I want briefly to set out a couple of other concerns about the process. If it ends up not being possible to prevent a service from failing, what happens next? A trust special administrator will be appointed to take control of the hospital and report to Monitor and then to the Secretary of State. However, there is nothing in the legislation to say that local clinicians, let alone locally elected representatives, have to agree or sign off such proposals. Indeed, page 15 of the technical annexe says that “where possible”, the trust special administrator should

“secure agreement from clinical senates and clinical advisers”.

The idea is that clinicians would not be required to sign off the decision—the trust special administrator might also consult the health and wellbeing board, for example—about which I know many Government and Opposition Members have been concerned. There is nothing in the proposals to say that Monitor has to look at the impact of decisions in one part of a hospital or service on either the rest of the hospital or the wider health community. With the abolition of strategic health authorities, which take that regional view, that becomes a real concern.

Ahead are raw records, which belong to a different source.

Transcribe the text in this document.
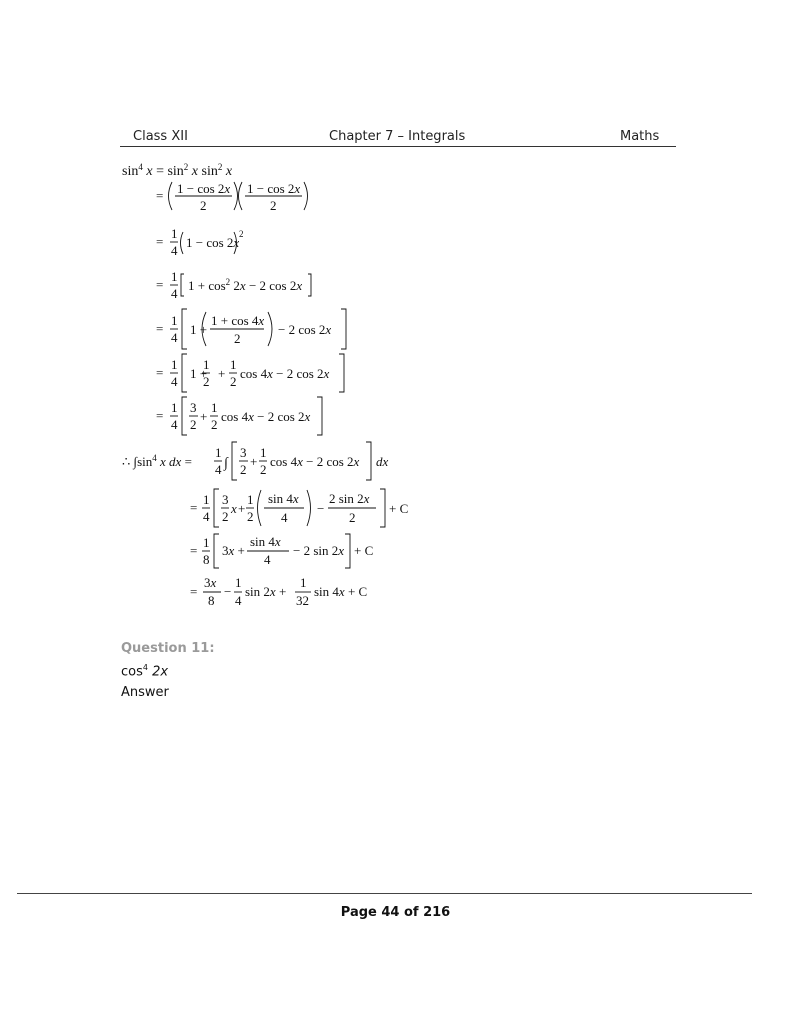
Class XII	Chapter 7 – Integrals	Maths
$\sin^4 x = \sin^2 x$ $\sin^2 x$
= 1 − cos 2x
2
1 − cos 2x
2
=
1
4
1 − cos 2x
2
=
1
4
$1 + \cos^2 2x - 2$ cos 2x
=
1
4
1 +
1 + cos 4x
2
− 2 cos 2x
=
1
4
1 +
1
2
+
1
2
cos 4x − 2 cos 2x
=
1
4
3
2
+
1
2
cos 4x − 2 cos 2x
∴ $\int\sin^4$ x dx =
1
4 ∫
3
2
+
1
2
cos 4x − 2 cos 2x dx
=
1
4
3
2
x +
1
2
sin 4x
4
−
2 sin 2x
2
+ C
=
1
8
3x +
sin 4x
4
− 2 sin 2x + C
=
3x
8
−
1
4
sin 2x +
1
32
sin 4x + C
Question 11:
$\cos^4 2x$
Answer
Page 44 of 216
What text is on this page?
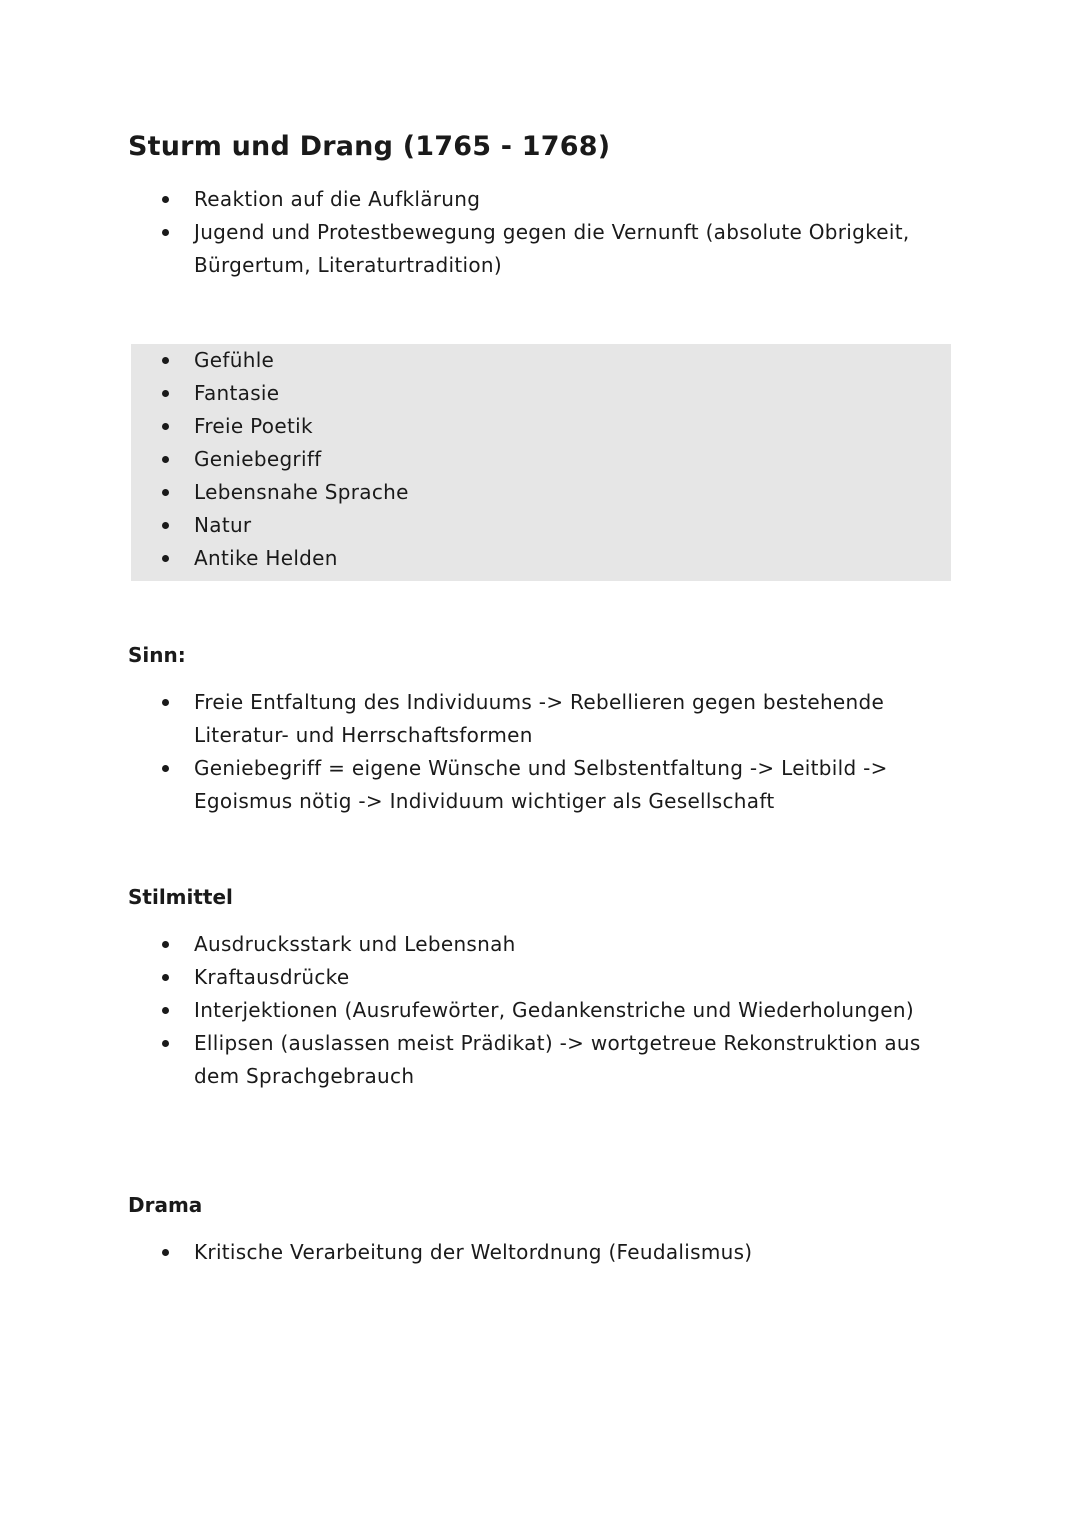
Sturm und Drang (1765 - 1768)
Reaktion auf die Aufklärung
Jugend und Protestbewegung gegen die Vernunft (absolute Obrigkeit, Bürgertum, Literaturtradition)
Gefühle
Fantasie
Freie Poetik
Geniebegriff
Lebensnahe Sprache
Natur
Antike Helden
Sinn:
Freie Entfaltung des Individuums -> Rebellieren gegen bestehende Literatur- und Herrschaftsformen
Geniebegriff = eigene Wünsche und Selbstentfaltung -> Leitbild -> Egoismus nötig -> Individuum wichtiger als Gesellschaft
Stilmittel
Ausdrucksstark und Lebensnah
Kraftausdrücke
Interjektionen (Ausrufewörter, Gedankenstriche und Wiederholungen)
Ellipsen (auslassen meist Prädikat) -> wortgetreue Rekonstruktion aus dem Sprachgebrauch
Drama
Kritische Verarbeitung der Weltordnung (Feudalismus)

The reason these proposals are so important is that there is a risk that there will be more failing services in future, and not only because of the financial squeeze that the NHS is facing—many hon. Members have talked about the real issue out there, which is that services are struggling to keep going, experiencing problems in balancing books and keeping on NHS staff—but as a direct result of Government policy to drive a full market into every part of the service, albeit without any ability to manage the consequences. In fact, the Government’s own documents make it clear that that is the point of competition. Paragraph B112 of the explanatory notes to the Bill states:

“For competition to work effectively, less effective providers must be able to…exit the market entirely”.

The Secretary of State likes to try to explain his way out of this system, but he cannot have it both ways. Either he wants that—for services to fail and new providers to be brought into the system—or he does not.